AS ARCTIC ICE MELTS, SOUTH POLE ICE GROWS
Over the past 20 years, southern sea ice has expanded, in contrast to the Arctic’s decline, and researchers want to understand why. Many climate-model experiments show the Arctic responding more rapidly than Antarctica as global warming kicks in. But after looking at the latest projections from the Intergovernmental Panel on Climate Change, “Arctic sea ice is well ahead of the models, and Antarctic sea ice is well behind what the models project,” says Stephen Ackley, a polar scientist at the University of Texas, San Antonio.
Two things immediately jump out for global warming skeptics (as I’ve seen already): the expansion of sea ice in the southern hemisphere, and observations that don’t precisely fit climate model predictions. These tid-bits are juicy for obvious reasons, even if I think they’re misleading. The article actually addresses findings that are worrisome, but they’re harder to grasp or explain than “south pole ice grows.”
Two things from the article jumped out at me: they were talking about SEA ice, and they seemed to be referencing the amount of AREA covered by ice.

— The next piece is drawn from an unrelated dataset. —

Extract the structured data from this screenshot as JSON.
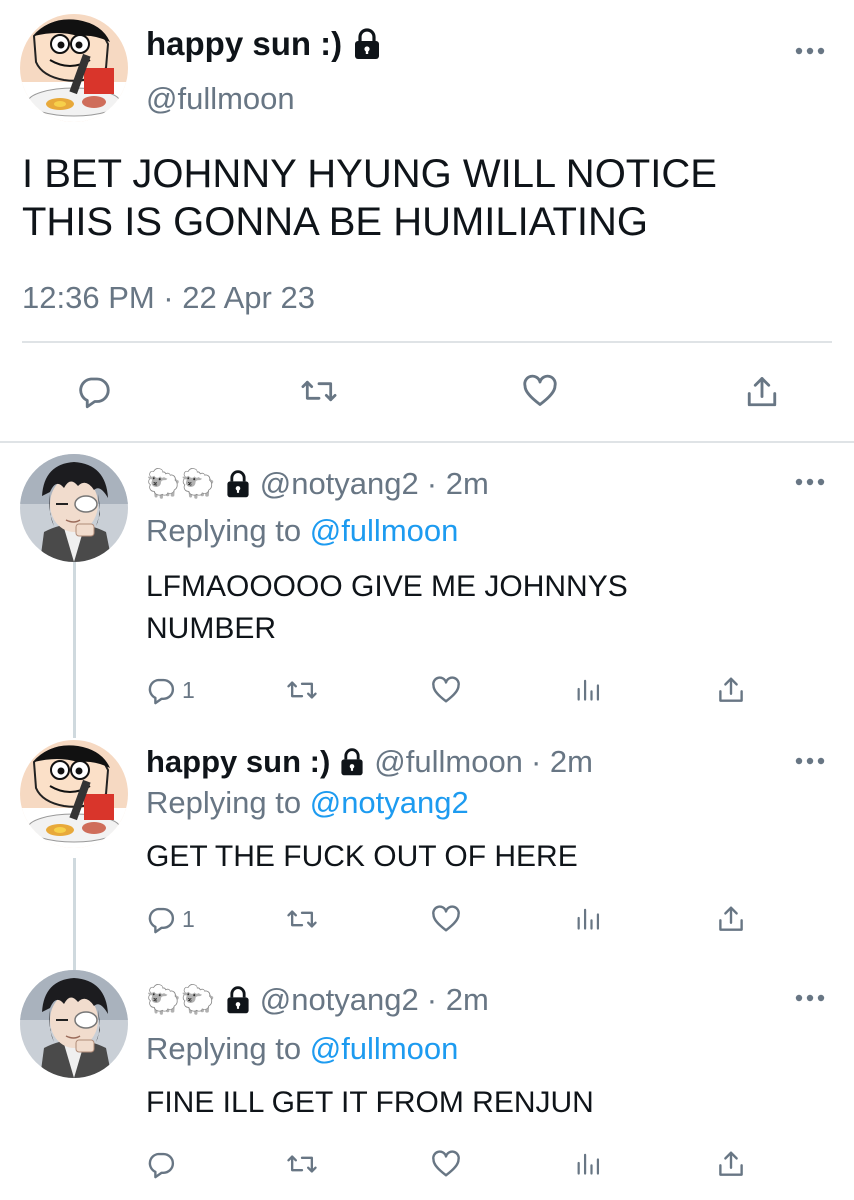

Maybe I’m way off base here – that or I’ve completely misunderstood the article, but if they’re just talking about sea ice, that’s just one piece of the puzzle – and the least worrisome. As I’ve referenced before, NASA has surveyed Antarctic ice as a WHOLE (ice accumulated on land as well as at sea), and determined that as a whole it’s diminishing (not growing, as the title of the Monitor article perhaps misleadingly suggests). Don’t get me wrong, the amount of sea ice in the south is interesting, but it’s half of the story (or less).
Sea ice is generally at sea. If it’s just an accumulation of frozen precipitation from water evaporating from oceans – or more directly, frozen sea water – there’s not as much change in ocean levels. You’re just changing it’s state from liquid to solid. (I think this may actually increase it’s volume a little, but not a lot. I think ice is less dense than water – which is why it floats – and why it expands when it freezes.) The much bigger problem is the land ice, which we very much want to stay on land – and not decrease in mass – given where the shedded mass likely goes.
So if the Antarctic ice is covering more area, how can their be less of it? As it happens, matter often can be measured in three dimensions: length, width, and height (or thickness). Area is a two dimensional measurement, but ice can be measured in three. Antarctic ice could simultaneously be spreading out – and therefore take up more area, but thin out sufficiently to take up less volume, and have less mass.
It’ll be interesting to see if there’s much chatter about this online, and see where the discussions go.
Well, it’ll be interesting to me anyway. If nothing else, I may find out how much crap I’m full of.